In Gazaniols theatraler Videoinstallation bröckelt der Putz von der Hauswand, vor der eine Frau Austern aus der Kiste isst. Die Schalen, die sie fallen lässt, finden wir, zu einem großen Haufen zusammengekehrt, im Untergeschoss des 34OST, der Spielstätte des Asphalt Festivals. Austern waren in ferner Vergangenheit einmal so begehrt, dass sie in echtem Gold aufgewogen wurden. Und Kohle? Wir Kinder des Ruhrpotts kennen den Begriff des Schwarzen Goldes, das auch in Herne, Gelsenkirchen und Kamen, der Heimatstadt des Rezensenten, seinen Glanz verloren hat. Geschichten wie die von Decazeville stehen exemplarisch für viele Industrieregionen der sogenannten „alten Industrien“. Wie zwischen Saarbrücken und Sulzbach befindet sich in Decazeville ein „brennender Berg“, aus dem sich selbst entzündet habende Erdgase austreten.

Nina Gazaniol Verité hat die Covid-Pandemie, in der Schauspiel-Inszenierungen auf die Bühne zu bringen temporär unmöglich wurde, zu einer leisen, einfühlsamen, berührenden Videoinstallation genutzt, die die Pandemie putzmunter überlebt hat. Sie erzählt eine Geschichte, die ganz ohne Schauspieler auskommt. Die Bevölkerung von Decazeville ist vorwiegend in Außenaufnahmen zu sehen. Als Zuschauer nimmt man teil an Autofahrten durch eine gesichtslose Kleinstadt; der leere Parkplatz eines Einkaufszentrums rückt mehrfach ins Bild. Ist das alles leblos? Macht das Leben in einer solchen Stadt depressiv? - Plötzlich tanzt die Volkstanzgruppe „La Crouzade“ auf dem EKZ-Parkplatz. Vielleicht proben sie für den großen Auftritt, von dem wir später kurze Ausschnitte sehen werden. - Die jungen Männer vom Rollhockeyclub „Les gueules noires“ holen einander zum Training ab. Der Club aus der Ligue Occitanie und der Volkstanz stiften eine Art von familiärem Zusammenhalt im Ort. Die klassenkämpferische Demo einiger wütender Arbeiter passt kaum in die graue Idylle; wie überall wird sie angeführt von lauten antikapitalistischen Schreihälsen, die ihrer Sache mehr dienen könnten, wenn sie faktenbasierter und differenzierter argumentierten.

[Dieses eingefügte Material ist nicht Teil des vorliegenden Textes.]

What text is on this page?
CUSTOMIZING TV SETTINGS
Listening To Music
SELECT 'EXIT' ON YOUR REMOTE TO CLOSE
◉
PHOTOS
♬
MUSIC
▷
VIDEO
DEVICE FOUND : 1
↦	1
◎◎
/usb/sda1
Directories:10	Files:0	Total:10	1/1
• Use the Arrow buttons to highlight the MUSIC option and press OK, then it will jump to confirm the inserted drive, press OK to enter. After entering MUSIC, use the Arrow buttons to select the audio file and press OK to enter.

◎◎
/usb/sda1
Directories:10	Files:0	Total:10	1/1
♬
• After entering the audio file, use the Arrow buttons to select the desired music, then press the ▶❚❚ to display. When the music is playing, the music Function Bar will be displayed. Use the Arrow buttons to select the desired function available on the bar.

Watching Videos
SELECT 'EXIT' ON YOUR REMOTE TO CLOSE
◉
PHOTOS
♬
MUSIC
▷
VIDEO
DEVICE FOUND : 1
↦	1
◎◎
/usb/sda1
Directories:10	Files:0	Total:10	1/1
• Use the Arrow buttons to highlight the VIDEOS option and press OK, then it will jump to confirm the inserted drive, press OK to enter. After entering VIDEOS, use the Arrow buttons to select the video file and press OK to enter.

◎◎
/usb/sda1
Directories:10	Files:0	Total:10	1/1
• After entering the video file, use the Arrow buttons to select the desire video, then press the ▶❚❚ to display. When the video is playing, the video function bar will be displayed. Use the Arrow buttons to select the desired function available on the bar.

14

Gazaniols Installation beschäftigt sich mit einer Stadt, die Verliererin des Strukturwandels ist. Gleichzeitig ist sie eine ungeheuer empathische, liebevolle soziologische Studie - und sie ist ein Heimatfilm. Die Decazevillois haben die Schließung der Fabriken nach dem Ende des Kohleabbaus überlebt. Sie lieben ihren grauen Ort, wie überall auf dieser Erde die Menschen ihre Heimat lieben. Das Angebot eines vielleicht attraktiveren Arbeitsplatzes in der Provinzhauptstadt? „Haben wir abgelehnt“, sagt ein Ehepaar. „Wir haben hier wenig Geld, aber wir sind in Decazeville.“ Die Talsohle sei ja auch durchschritten, meint eine ältere Frau zur Verwunderung der Interviewerin: Zaghafte Zeichen des Aufschwungs seien zu erkennen. Tatsächlich rückt Gazaniols Installation neuere, hübschere Häuser in den Blick - klein, aber fein. Nur einmal gerät ein Bild unbeabsichtigt in die Nähe der Denunziation: Es zeigt den grotesken Kleinstbürgertraum von einem amerikanischen Plantation Home. Ein winziges Haus wird dominiert von einer breiten weißen Treppe, mittig angelegt zwischen zwei erbärmlich schmalen Seitenteilen - ein royaler Zugang zu einem ärmlichen Zuhause. Nicht jeder Traum eignet sich halt zur Verwirklichung.

Doch die Austern schmecken. Immer wieder wiederholt sich das Bild. Eine fürstlich gedeckte Tafel mit edlem, altmodischem Porzellan dominiert eine Station auf unserem Parcours durchs 34OST, und selbstverständlich ist eine Schale reichlich mit Austern gefüllt. Nein, wir nehmen nicht Platz, genauso wenig wie wir im Fastfood-Restaurant bedienen, hinter dessen Theke wir uns einmal einfinden. Wir wandern durch die Stadt, deren Reminiszenzen das Team von Nina Gazaniol wie in einer Kunstausstellung an den Wänden und auf dem Boden dekoriert hat. Wir wandern von Leinwand zu Leinwand zwischen Chipstüten-Matratze und Kohle-Beet, McDonalds-Theke und Muschelschalen und begreifen die Liebe zur verfallenden Stadt. Vor deren Toren kokelt der Felsen weiter vor sich hin, in dem sich vor Jahrzehnten Pyrit entzündete. Und die Gueules Noires kämpfen heldenhaft gegen den Abstieg.